The Truth About The Japanese Nuclear Meltdown

Posted by Red Kingman on

If you based your opinion on the japan nuclear problem on the lack of media coverage of late, one might think that the crisis is over.  But really, it is only beginning.

As with most disasters, the truth has been slow in coming from the first reports that there was very little radiotion leaked into the atmosphere to the story of the Fukashima 50 who risked their lives to try and seal the leaks.  Now, from democracynow.org comes the story that three of the nuclear plans had full meltdowns.

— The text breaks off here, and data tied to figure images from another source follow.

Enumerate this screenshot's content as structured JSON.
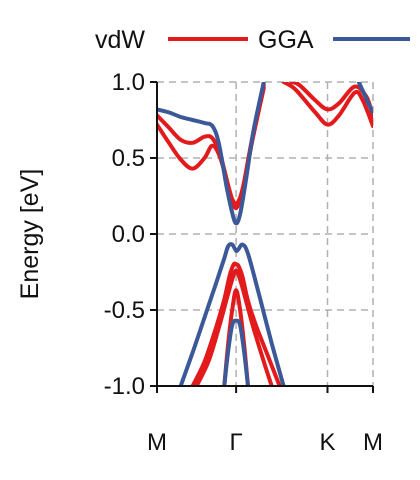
{
  "chart_data": {
    "type": "line",
    "title": "",
    "xlabel": "",
    "ylabel": "Energy [eV]",
    "ylim": [
      -1.0,
      1.0
    ],
    "y_ticks": [
      1.0,
      0.5,
      0.0,
      -0.5,
      -1.0
    ],
    "y_tick_labels": [
      "1.0",
      "0.5",
      "0.0",
      "-0.5",
      "-1.0"
    ],
    "x_ticks": [
      "M",
      "Γ",
      "K",
      "M"
    ],
    "x_tick_positions": [
      0,
      1,
      2.155,
      2.73
    ],
    "xlim": [
      0,
      2.73
    ],
    "grid": "dashed, at tick positions",
    "legend_placement": "top",
    "series": [
      {
        "name": "vdW",
        "color": "#e31a1c",
        "bands": [
          {
            "x": [
              0,
              0.15,
              0.3,
              0.45,
              0.6,
              0.7,
              0.8,
              0.9,
              0.95,
              1.0,
              1.05,
              1.1,
              1.2,
              1.35
            ],
            "y": [
              0.78,
              0.7,
              0.62,
              0.6,
              0.64,
              0.63,
              0.52,
              0.32,
              0.23,
              0.2,
              0.24,
              0.34,
              0.62,
              0.98
            ]
          },
          {
            "x": [
              0,
              0.15,
              0.3,
              0.45,
              0.6,
              0.7,
              0.8,
              0.9,
              0.95,
              1.0,
              1.05,
              1.1,
              1.2,
              1.35
            ],
            "y": [
              0.72,
              0.6,
              0.49,
              0.43,
              0.5,
              0.58,
              0.5,
              0.31,
              0.21,
              0.17,
              0.22,
              0.32,
              0.6,
              0.96
            ]
          },
          {
            "x": [
              1.7,
              1.8,
              2.0,
              2.155,
              2.3,
              2.5,
              2.65,
              2.73
            ],
            "y": [
              1.0,
              0.98,
              0.88,
              0.82,
              0.86,
              0.97,
              0.9,
              0.77
            ]
          },
          {
            "x": [
              1.6,
              1.75,
              2.0,
              2.155,
              2.3,
              2.5,
              2.6,
              2.73
            ],
            "y": [
              1.0,
              0.95,
              0.8,
              0.72,
              0.78,
              0.93,
              0.88,
              0.71
            ]
          },
          {
            "x": [
              0.45,
              0.6,
              0.75,
              0.85,
              0.92,
              0.97,
              1.0,
              1.03,
              1.08,
              1.15,
              1.25,
              1.4,
              1.55
            ],
            "y": [
              -1.0,
              -0.84,
              -0.61,
              -0.43,
              -0.27,
              -0.2,
              -0.2,
              -0.21,
              -0.28,
              -0.44,
              -0.6,
              -0.8,
              -1.0
            ]
          },
          {
            "x": [
              0.5,
              0.65,
              0.78,
              0.88,
              0.95,
              1.0,
              1.05,
              1.12,
              1.22,
              1.35,
              1.45
            ],
            "y": [
              -1.0,
              -0.84,
              -0.62,
              -0.43,
              -0.3,
              -0.24,
              -0.3,
              -0.43,
              -0.62,
              -0.84,
              -1.0
            ]
          },
          {
            "x": [
              0.85,
              0.9,
              0.95,
              1.0,
              1.05,
              1.1,
              1.15
            ],
            "y": [
              -1.0,
              -0.72,
              -0.5,
              -0.37,
              -0.5,
              -0.72,
              -1.0
            ]
          }
        ]
      },
      {
        "name": "GGA",
        "color": "#3b5998",
        "bands": [
          {
            "x": [
              0,
              0.15,
              0.3,
              0.45,
              0.6,
              0.7,
              0.78,
              0.88,
              0.95,
              1.0,
              1.05,
              1.12,
              1.22,
              1.35
            ],
            "y": [
              0.82,
              0.8,
              0.77,
              0.75,
              0.73,
              0.71,
              0.6,
              0.31,
              0.14,
              0.07,
              0.13,
              0.34,
              0.68,
              1.0
            ]
          },
          {
            "x": [
              2.55,
              2.62,
              2.68,
              2.73
            ],
            "y": [
              1.0,
              0.92,
              0.85,
              0.8
            ]
          },
          {
            "x": [
              0.3,
              0.45,
              0.6,
              0.75,
              0.85,
              0.9,
              0.95,
              1.0,
              1.03,
              1.08,
              1.15,
              1.3,
              1.45,
              1.6
            ],
            "y": [
              -1.0,
              -0.78,
              -0.55,
              -0.32,
              -0.16,
              -0.08,
              -0.07,
              -0.11,
              -0.1,
              -0.07,
              -0.13,
              -0.42,
              -0.72,
              -1.0
            ]
          },
          {
            "x": [
              0.85,
              0.9,
              0.95,
              1.0,
              1.05,
              1.1,
              1.15
            ],
            "y": [
              -1.0,
              -0.77,
              -0.6,
              -0.57,
              -0.6,
              -0.77,
              -1.0
            ]
          }
        ]
      }
    ]
  }
}
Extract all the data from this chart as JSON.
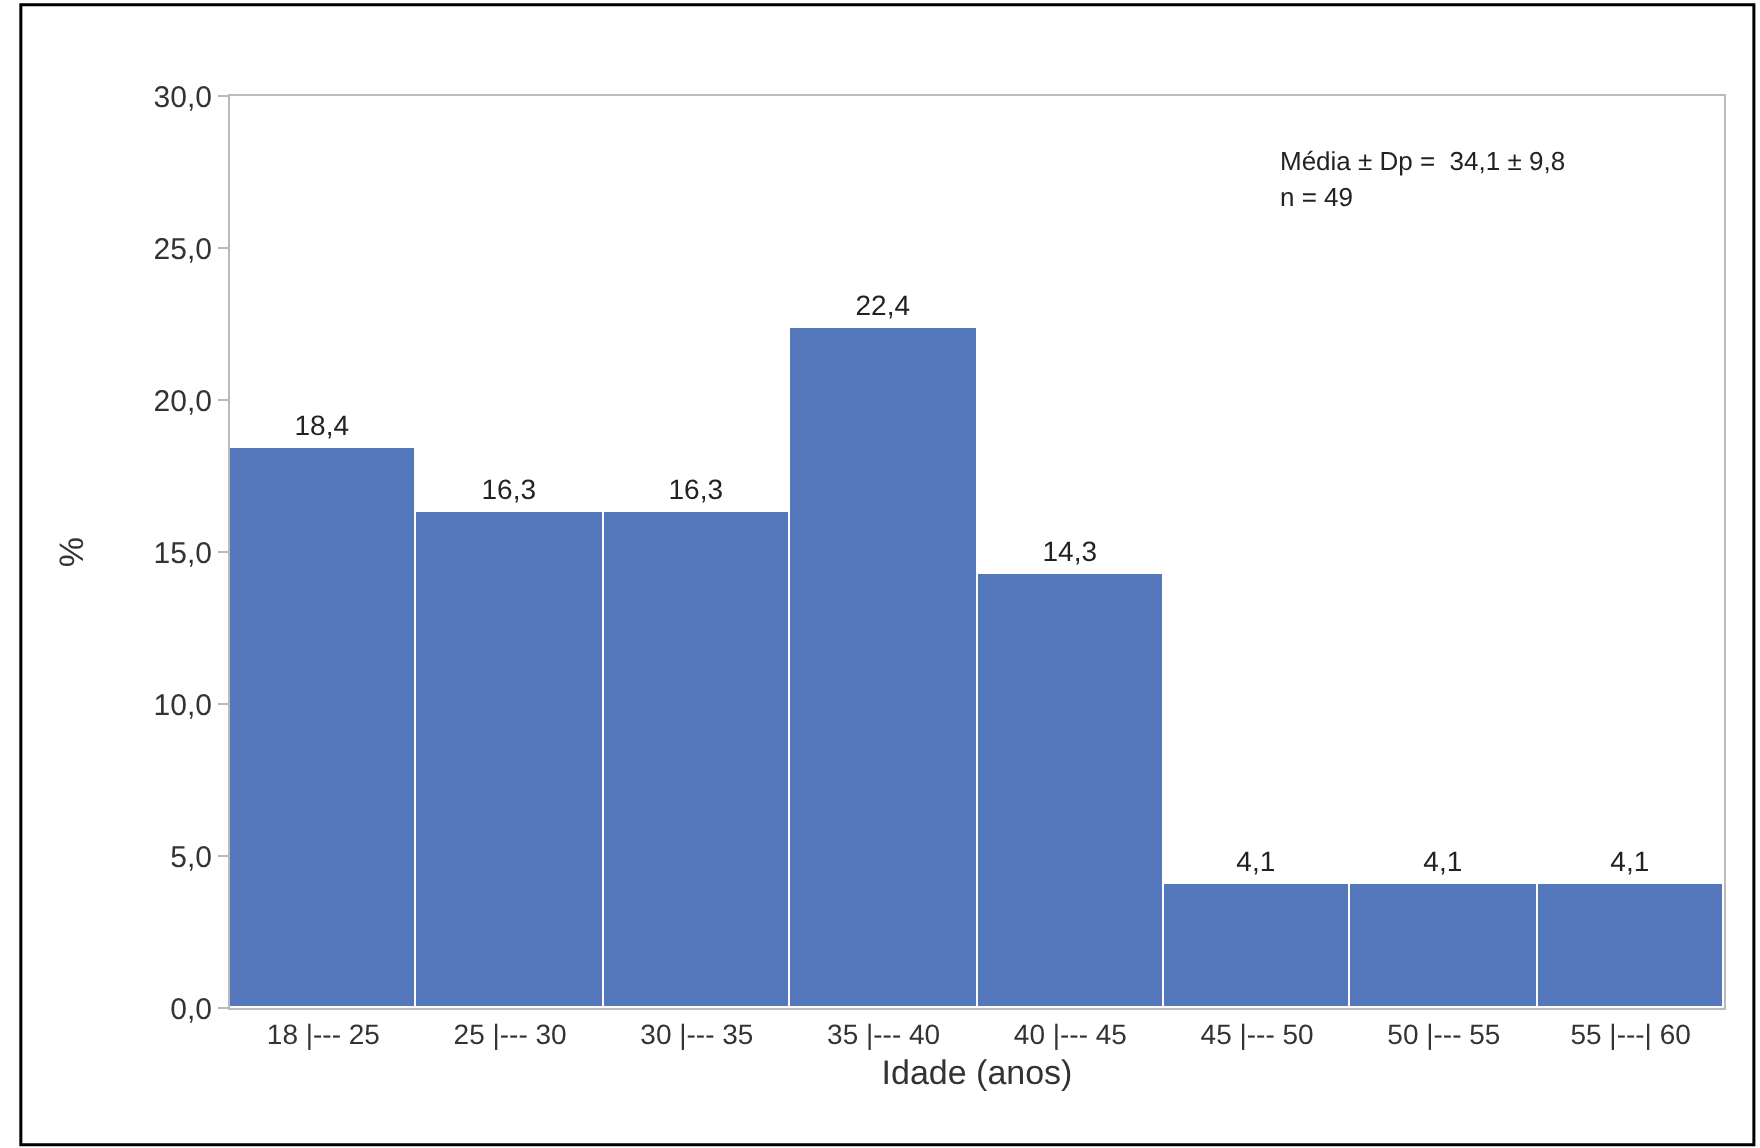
{
  "chart_data": {
    "type": "bar",
    "xlabel": "Idade (anos)",
    "ylabel": "%",
    "categories": [
      "18 |--- 25",
      "25 |--- 30",
      "30 |--- 35",
      "35 |--- 40",
      "40 |--- 45",
      "45 |--- 50",
      "50 |--- 55",
      "55 |---| 60"
    ],
    "values": [
      18.4,
      16.3,
      16.3,
      22.4,
      14.3,
      4.1,
      4.1,
      4.1
    ],
    "value_labels": [
      "18,4",
      "16,3",
      "16,3",
      "22,4",
      "14,3",
      "4,1",
      "4,1",
      "4,1"
    ],
    "color": "#5577bb",
    "ylim": [
      0,
      30
    ],
    "yticks": [
      {
        "value": 0,
        "label": "0,0"
      },
      {
        "value": 5,
        "label": "5,0"
      },
      {
        "value": 10,
        "label": "10,0"
      },
      {
        "value": 15,
        "label": "15,0"
      },
      {
        "value": 20,
        "label": "20,0"
      },
      {
        "value": 25,
        "label": "25,0"
      },
      {
        "value": 30,
        "label": "30,0"
      }
    ],
    "annotations": [
      "Média ± Dp =  34,1 ± 9,8",
      "n = 49"
    ]
  }
}
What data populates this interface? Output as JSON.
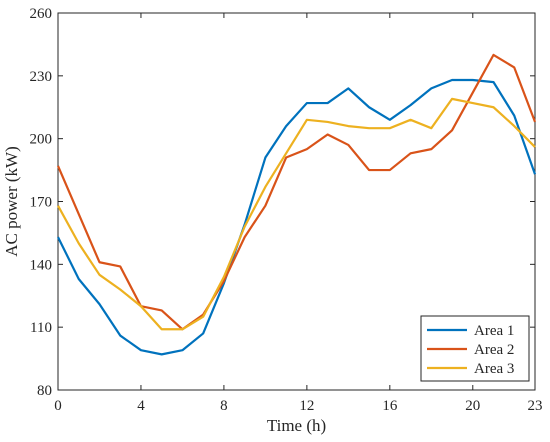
{
  "chart_data": {
    "type": "line",
    "xlabel": "Time (h)",
    "ylabel": "AC power (kW)",
    "xlim": [
      0,
      23
    ],
    "ylim": [
      80,
      260
    ],
    "xticks": [
      0,
      4,
      8,
      12,
      16,
      20,
      23
    ],
    "yticks": [
      80,
      110,
      140,
      170,
      200,
      230,
      260
    ],
    "grid": false,
    "legend_position": "bottom-right",
    "x": [
      0,
      1,
      2,
      3,
      4,
      5,
      6,
      7,
      8,
      9,
      10,
      11,
      12,
      13,
      14,
      15,
      16,
      17,
      18,
      19,
      20,
      21,
      22,
      23
    ],
    "series": [
      {
        "name": "Area 1",
        "color": "#0072BD",
        "values": [
          153,
          133,
          121,
          106,
          99,
          97,
          99,
          107,
          131,
          159,
          191,
          206,
          217,
          217,
          224,
          215,
          209,
          216,
          224,
          228,
          228,
          227,
          211,
          183
        ]
      },
      {
        "name": "Area 2",
        "color": "#D95319",
        "values": [
          187,
          164,
          141,
          139,
          120,
          118,
          109,
          116,
          132,
          153,
          168,
          191,
          195,
          202,
          197,
          185,
          185,
          193,
          195,
          204,
          222,
          240,
          234,
          208
        ]
      },
      {
        "name": "Area 3",
        "color": "#EDB120",
        "values": [
          168,
          150,
          135,
          128,
          120,
          109,
          109,
          115,
          134,
          158,
          177,
          193,
          209,
          208,
          206,
          205,
          205,
          209,
          205,
          219,
          217,
          215,
          206,
          196
        ]
      }
    ]
  }
}
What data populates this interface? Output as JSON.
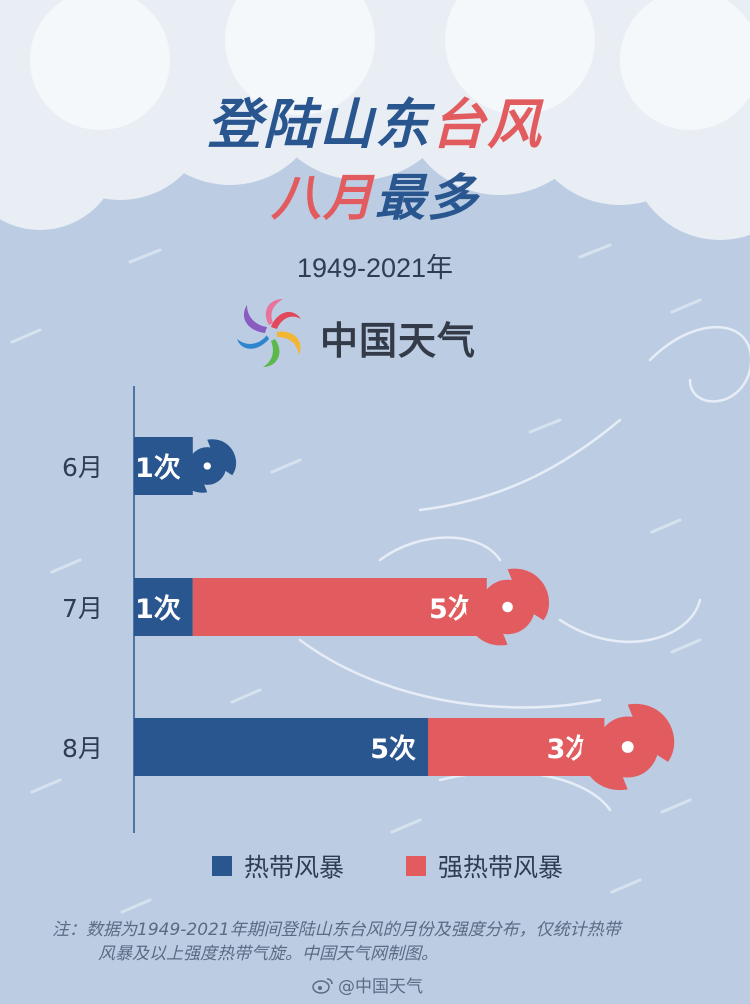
{
  "title": {
    "line1_part1": "登陆山东",
    "line1_part2": "台风",
    "line2_part1": "八月",
    "line2_part2": "最多"
  },
  "year_range": "1949-2021年",
  "brand": {
    "name": "中国天气"
  },
  "colors": {
    "tropical_storm": "#2a5690",
    "severe_tropical_storm": "#e25c5f",
    "background": "#bccde3"
  },
  "chart_data": {
    "type": "bar",
    "orientation": "horizontal",
    "stacked": true,
    "categories": [
      "6月",
      "7月",
      "8月"
    ],
    "series": [
      {
        "name": "热带风暴",
        "values": [
          1,
          1,
          5
        ],
        "labels": [
          "1次",
          "1次",
          "5次"
        ]
      },
      {
        "name": "强热带风暴",
        "values": [
          0,
          5,
          3
        ],
        "labels": [
          "",
          "5次",
          "3次"
        ]
      }
    ],
    "legend_position": "bottom",
    "grid": false
  },
  "footnote": {
    "line1": "注：数据为1949-2021年期间登陆山东台风的月份及强度分布，仅统计热带",
    "line2": "风暴及以上强度热带气旋。中国天气网制图。"
  },
  "credit": "@中国天气"
}
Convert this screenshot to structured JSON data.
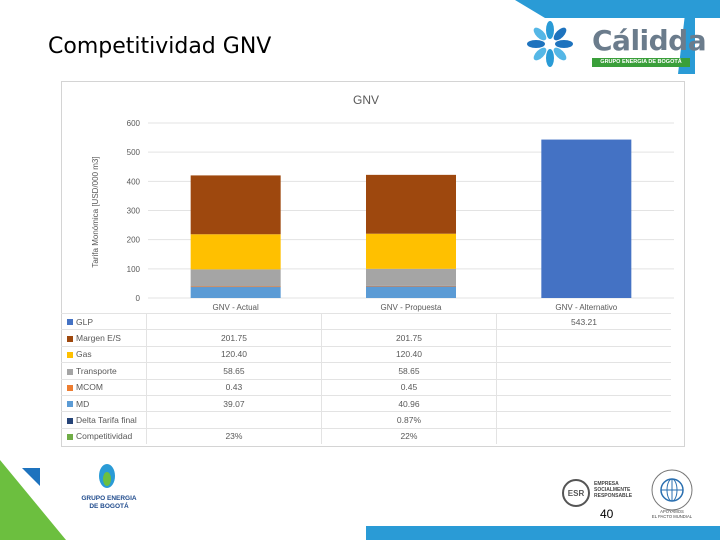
{
  "slide": {
    "title": "Competitividad GNV",
    "page_number": "40"
  },
  "logos": {
    "calidda_word": "Cálidda",
    "calidda_tag": "GRUPO ENERGIA DE BOGOTÁ",
    "geb_text": "GRUPO ENERGIA\nDE BOGOTÁ",
    "esr_text": "EMPRESA\nSOCIALMENTE\nRESPONSABLE",
    "esr_badge": "ESR",
    "un_text": "APOYAMOS\nEL PACTO MUNDIAL",
    "un_ring": "RED PACTO GLOBAL"
  },
  "colors": {
    "GLP": "#4472C4",
    "Margen E/S": "#9E480E",
    "Gas": "#FFC000",
    "Transporte": "#A5A5A5",
    "MCOM": "#ED7D31",
    "MD": "#5B9BD5",
    "Delta Tarifa final": "#264478",
    "Competitividad": "#70AD47",
    "band": "#2a9bd6",
    "green": "#3a9f3a"
  },
  "chart_data": {
    "type": "bar",
    "stacked": true,
    "title": "GNV",
    "ylabel": "Tarifa Monómica [USD/000 m3]",
    "xlabel": "",
    "ylim": [
      0,
      600
    ],
    "yticks": [
      0,
      100,
      200,
      300,
      400,
      500,
      600
    ],
    "ytick_labels": [
      "0",
      "100",
      "200",
      "300",
      "400",
      "500",
      "600"
    ],
    "categories": [
      "GNV - Actual",
      "GNV - Propuesta",
      "GNV - Alternativo"
    ],
    "series": [
      {
        "name": "GLP",
        "values": [
          null,
          null,
          543.21
        ],
        "display": [
          "",
          "",
          "543.21"
        ]
      },
      {
        "name": "Margen E/S",
        "values": [
          201.75,
          201.75,
          null
        ],
        "display": [
          "201.75",
          "201.75",
          ""
        ]
      },
      {
        "name": "Gas",
        "values": [
          120.4,
          120.4,
          null
        ],
        "display": [
          "120.40",
          "120.40",
          ""
        ]
      },
      {
        "name": "Transporte",
        "values": [
          58.65,
          58.65,
          null
        ],
        "display": [
          "58.65",
          "58.65",
          ""
        ]
      },
      {
        "name": "MCOM",
        "values": [
          0.43,
          0.45,
          null
        ],
        "display": [
          "0.43",
          "0.45",
          ""
        ]
      },
      {
        "name": "MD",
        "values": [
          39.07,
          40.96,
          null
        ],
        "display": [
          "39.07",
          "40.96",
          ""
        ]
      },
      {
        "name": "Delta Tarifa final",
        "values": [
          null,
          null,
          null
        ],
        "display": [
          "",
          "0.87%",
          ""
        ]
      },
      {
        "name": "Competitividad",
        "values": [
          null,
          null,
          null
        ],
        "display": [
          "23%",
          "22%",
          ""
        ]
      }
    ],
    "stack_order": [
      "MD",
      "MCOM",
      "Transporte",
      "Gas",
      "Margen E/S",
      "GLP"
    ],
    "grid": true,
    "legend": "table-below"
  }
}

Almost three months after the earthquake and tsunami that triggered a nuclear disaster in Japan, new radiation "hot spots" may require the evacuation of more areas further from the damaged Fukushima Daiichi nuclear power facility. Japan’s Nuclear and Industrial Safety Agency recently admitted for the first time that full nuclear meltdowns occurred at three of the plant’s reactors, and more than doubled its estimate for the amount of radiation that leaked from the plant in the first week of the disaster in March. “What they failed to mention is that they discharged an equally large amount into the ocean,” says our guest Robert Alvarez, former senior policy adviser to the U.S. Secretary of Energy. “As [the radiation] goes up the food chain, it accumulates. By the time it reaches people who consume this food, the levels are higher than they originally were when they entered the environment.” Alvarez also discusses his new report on the vulnerabilities and hazards of stored spent fuel at U.S. reactors in the United States.